Books I Have Loved: Alice in Wonderland

by kipress

I posted last year about my reluctance to see the Tim Burton Alice movie. I’m a die-hard original Alice fan, so I was afraid it would disappoint. Still haven’t seen it. Maybe during the holidays? In December? 2021?

Alice was another book I write about, more than once in my “book about books” book. What is it that makes me love Alice so much? (If I ever get another tattoo, I’m thinking on Alician lines.)

Hard to pin down, but I’ll take a stab (to combine two very sharp clichés), and I’m sure there are as many and varied reasons to love Alice out there as there are memorable characters and lines in the book. Getting ahead of myself.

1. Memorable characters.
At one point as a child I actually had a crush on the Mad Hatter (also on Hamlet, Stephen Dedalus, and some other literary characters, too).

2. Memorable lines—and I mean that literally.
I wrote last time around about how Jabberwocky was the first poem I memorized. I went on, around age 10, to memorize all the poems and songs in the two books. I can no longer remember all of them, but I try to keep in practice with “Jabberwocky” and with “The Walrus and the Carpenter.” Today I’m afraid most people don’t even know where the phrase “of cabbages and kings” comes from. Er, actually, I’m thinking maybe people don’t even use that phrase much any more, but that’s your loss, people.
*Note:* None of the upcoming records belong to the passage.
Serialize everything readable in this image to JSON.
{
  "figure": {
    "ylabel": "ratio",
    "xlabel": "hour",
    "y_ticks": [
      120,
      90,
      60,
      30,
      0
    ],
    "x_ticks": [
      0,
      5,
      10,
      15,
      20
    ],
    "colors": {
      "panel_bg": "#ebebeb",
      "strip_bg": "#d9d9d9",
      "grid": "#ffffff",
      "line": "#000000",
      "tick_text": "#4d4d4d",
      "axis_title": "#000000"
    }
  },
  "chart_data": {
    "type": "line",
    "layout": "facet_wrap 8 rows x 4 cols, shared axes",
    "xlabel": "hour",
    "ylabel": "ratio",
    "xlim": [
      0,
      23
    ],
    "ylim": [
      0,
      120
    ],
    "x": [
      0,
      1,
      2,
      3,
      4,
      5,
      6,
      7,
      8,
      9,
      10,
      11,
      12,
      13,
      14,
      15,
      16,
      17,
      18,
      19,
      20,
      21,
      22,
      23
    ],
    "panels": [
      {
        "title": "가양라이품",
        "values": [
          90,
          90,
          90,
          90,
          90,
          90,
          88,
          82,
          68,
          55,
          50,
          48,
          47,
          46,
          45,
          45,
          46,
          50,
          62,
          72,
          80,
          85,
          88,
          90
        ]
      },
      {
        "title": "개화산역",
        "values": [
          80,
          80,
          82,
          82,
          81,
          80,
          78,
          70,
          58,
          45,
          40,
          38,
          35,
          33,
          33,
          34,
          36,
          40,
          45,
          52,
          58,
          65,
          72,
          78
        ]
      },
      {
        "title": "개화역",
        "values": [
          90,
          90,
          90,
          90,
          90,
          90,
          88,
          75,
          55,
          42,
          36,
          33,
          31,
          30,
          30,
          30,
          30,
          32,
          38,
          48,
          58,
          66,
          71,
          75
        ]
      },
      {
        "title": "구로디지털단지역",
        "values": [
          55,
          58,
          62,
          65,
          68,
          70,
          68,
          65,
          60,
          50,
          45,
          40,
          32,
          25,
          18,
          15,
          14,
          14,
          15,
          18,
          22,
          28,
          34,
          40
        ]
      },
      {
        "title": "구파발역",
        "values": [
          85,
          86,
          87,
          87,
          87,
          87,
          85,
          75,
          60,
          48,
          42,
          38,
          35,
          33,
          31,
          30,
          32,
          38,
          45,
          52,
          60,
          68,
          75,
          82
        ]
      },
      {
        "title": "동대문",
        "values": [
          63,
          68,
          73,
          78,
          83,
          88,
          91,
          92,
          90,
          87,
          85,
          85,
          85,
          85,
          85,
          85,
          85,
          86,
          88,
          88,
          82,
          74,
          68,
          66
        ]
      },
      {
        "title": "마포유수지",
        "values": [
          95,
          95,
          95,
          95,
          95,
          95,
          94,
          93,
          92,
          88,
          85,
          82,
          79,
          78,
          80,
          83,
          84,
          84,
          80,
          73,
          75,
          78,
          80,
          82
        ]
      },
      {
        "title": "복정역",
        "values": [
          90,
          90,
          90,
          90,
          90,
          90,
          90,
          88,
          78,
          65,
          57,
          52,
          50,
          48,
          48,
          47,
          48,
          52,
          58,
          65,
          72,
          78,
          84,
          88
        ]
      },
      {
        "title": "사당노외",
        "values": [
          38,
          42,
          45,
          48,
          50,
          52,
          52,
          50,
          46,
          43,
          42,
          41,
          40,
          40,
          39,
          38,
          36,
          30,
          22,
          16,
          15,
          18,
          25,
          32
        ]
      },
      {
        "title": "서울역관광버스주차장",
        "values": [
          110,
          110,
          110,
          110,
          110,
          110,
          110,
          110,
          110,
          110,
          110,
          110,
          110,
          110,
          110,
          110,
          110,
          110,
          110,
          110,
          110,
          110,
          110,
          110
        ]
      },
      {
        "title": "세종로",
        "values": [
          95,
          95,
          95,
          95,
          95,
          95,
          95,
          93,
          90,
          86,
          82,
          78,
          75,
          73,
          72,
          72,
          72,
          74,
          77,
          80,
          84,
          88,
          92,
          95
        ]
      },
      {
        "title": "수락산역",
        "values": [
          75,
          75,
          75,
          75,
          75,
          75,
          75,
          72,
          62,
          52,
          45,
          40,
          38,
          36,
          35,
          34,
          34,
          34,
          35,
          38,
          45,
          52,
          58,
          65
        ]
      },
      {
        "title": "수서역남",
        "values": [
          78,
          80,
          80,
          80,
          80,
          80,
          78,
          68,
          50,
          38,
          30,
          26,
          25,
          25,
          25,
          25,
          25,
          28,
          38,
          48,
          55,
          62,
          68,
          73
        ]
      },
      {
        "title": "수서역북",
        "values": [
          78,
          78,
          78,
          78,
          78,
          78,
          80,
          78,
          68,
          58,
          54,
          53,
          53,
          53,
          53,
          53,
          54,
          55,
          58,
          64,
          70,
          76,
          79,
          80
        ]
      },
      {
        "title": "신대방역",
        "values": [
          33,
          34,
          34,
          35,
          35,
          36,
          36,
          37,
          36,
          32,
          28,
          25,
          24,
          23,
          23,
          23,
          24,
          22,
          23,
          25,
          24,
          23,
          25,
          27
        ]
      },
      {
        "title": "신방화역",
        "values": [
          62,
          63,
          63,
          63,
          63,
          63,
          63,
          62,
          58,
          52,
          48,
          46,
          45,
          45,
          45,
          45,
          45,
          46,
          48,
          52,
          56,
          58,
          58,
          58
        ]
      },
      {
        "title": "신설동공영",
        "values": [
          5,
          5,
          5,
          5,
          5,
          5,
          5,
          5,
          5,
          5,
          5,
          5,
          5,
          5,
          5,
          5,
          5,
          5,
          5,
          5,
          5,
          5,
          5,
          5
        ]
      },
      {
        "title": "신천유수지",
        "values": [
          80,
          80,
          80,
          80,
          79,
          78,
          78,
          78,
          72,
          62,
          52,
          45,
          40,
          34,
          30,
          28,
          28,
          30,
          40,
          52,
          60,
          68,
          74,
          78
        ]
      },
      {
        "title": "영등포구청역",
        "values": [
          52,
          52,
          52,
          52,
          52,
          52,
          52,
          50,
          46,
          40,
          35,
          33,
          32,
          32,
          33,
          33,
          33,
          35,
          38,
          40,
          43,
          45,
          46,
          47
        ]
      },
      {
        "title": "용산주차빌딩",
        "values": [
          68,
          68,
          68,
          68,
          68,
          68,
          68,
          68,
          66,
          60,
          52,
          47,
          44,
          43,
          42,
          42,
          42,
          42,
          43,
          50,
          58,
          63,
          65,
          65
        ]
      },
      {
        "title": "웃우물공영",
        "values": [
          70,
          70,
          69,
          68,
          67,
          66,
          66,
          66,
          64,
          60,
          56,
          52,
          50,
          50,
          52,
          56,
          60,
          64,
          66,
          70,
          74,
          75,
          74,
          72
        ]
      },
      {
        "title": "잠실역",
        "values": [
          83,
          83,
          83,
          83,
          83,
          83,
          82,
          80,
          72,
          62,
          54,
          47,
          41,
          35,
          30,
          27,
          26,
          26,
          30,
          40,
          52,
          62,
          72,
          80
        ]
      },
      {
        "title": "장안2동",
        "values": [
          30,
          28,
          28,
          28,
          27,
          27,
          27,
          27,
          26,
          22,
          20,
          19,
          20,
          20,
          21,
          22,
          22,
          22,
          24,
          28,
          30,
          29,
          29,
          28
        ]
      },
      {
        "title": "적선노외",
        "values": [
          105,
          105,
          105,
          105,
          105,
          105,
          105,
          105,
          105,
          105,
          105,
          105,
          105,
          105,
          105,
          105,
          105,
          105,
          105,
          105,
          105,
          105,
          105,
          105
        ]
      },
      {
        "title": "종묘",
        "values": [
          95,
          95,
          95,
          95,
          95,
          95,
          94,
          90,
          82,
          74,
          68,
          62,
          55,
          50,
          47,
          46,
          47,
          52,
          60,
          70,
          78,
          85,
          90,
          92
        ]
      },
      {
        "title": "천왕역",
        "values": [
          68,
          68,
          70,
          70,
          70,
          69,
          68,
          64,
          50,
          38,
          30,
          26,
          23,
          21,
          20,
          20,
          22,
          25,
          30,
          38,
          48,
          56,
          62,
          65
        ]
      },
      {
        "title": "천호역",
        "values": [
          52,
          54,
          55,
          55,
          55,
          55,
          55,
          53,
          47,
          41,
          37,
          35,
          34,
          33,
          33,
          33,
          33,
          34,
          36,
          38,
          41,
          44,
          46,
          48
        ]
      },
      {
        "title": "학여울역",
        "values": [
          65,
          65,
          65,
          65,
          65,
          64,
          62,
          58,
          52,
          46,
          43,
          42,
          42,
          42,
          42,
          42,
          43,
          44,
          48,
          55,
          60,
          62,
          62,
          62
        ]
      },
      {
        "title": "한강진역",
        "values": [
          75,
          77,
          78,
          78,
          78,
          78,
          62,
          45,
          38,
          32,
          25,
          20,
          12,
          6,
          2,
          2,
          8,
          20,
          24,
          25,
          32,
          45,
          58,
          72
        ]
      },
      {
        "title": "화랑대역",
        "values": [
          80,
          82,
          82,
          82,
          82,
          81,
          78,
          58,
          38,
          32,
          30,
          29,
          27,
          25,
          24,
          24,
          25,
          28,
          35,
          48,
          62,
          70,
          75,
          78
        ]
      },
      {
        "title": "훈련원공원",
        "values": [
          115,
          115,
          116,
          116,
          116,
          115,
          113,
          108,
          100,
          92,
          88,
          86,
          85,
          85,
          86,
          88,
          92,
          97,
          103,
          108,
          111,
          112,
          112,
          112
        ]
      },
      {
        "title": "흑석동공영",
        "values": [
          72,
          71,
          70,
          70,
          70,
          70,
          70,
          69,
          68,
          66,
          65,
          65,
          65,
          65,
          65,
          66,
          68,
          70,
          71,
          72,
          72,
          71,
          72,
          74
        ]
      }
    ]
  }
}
An aside about me is that I was a kid who read obsessively rather than omnivorously, which is partly why I memorized things. I’ve always had a thing about reading a book that I like over and over again, rather than moving on to another one. This is probably why the shocking gaps in my reading knowledge, which we just won’t speak of.

3. It’s both silly and terrifying. It’s the imagination run off in all directions. And imagination is my greatest friend.

Those are my top three reasons. I’ve never seen the entirety of the Disney Alice movie, so I can’t blame that on sending me to the book (though that movie did leave us with the “unbirthday”—something decidedly not in the book, but a very useful cultural invention).

Which reminds me that I must run, because it’s my unbirthday, wouldn’t you know it, and it’s getting late.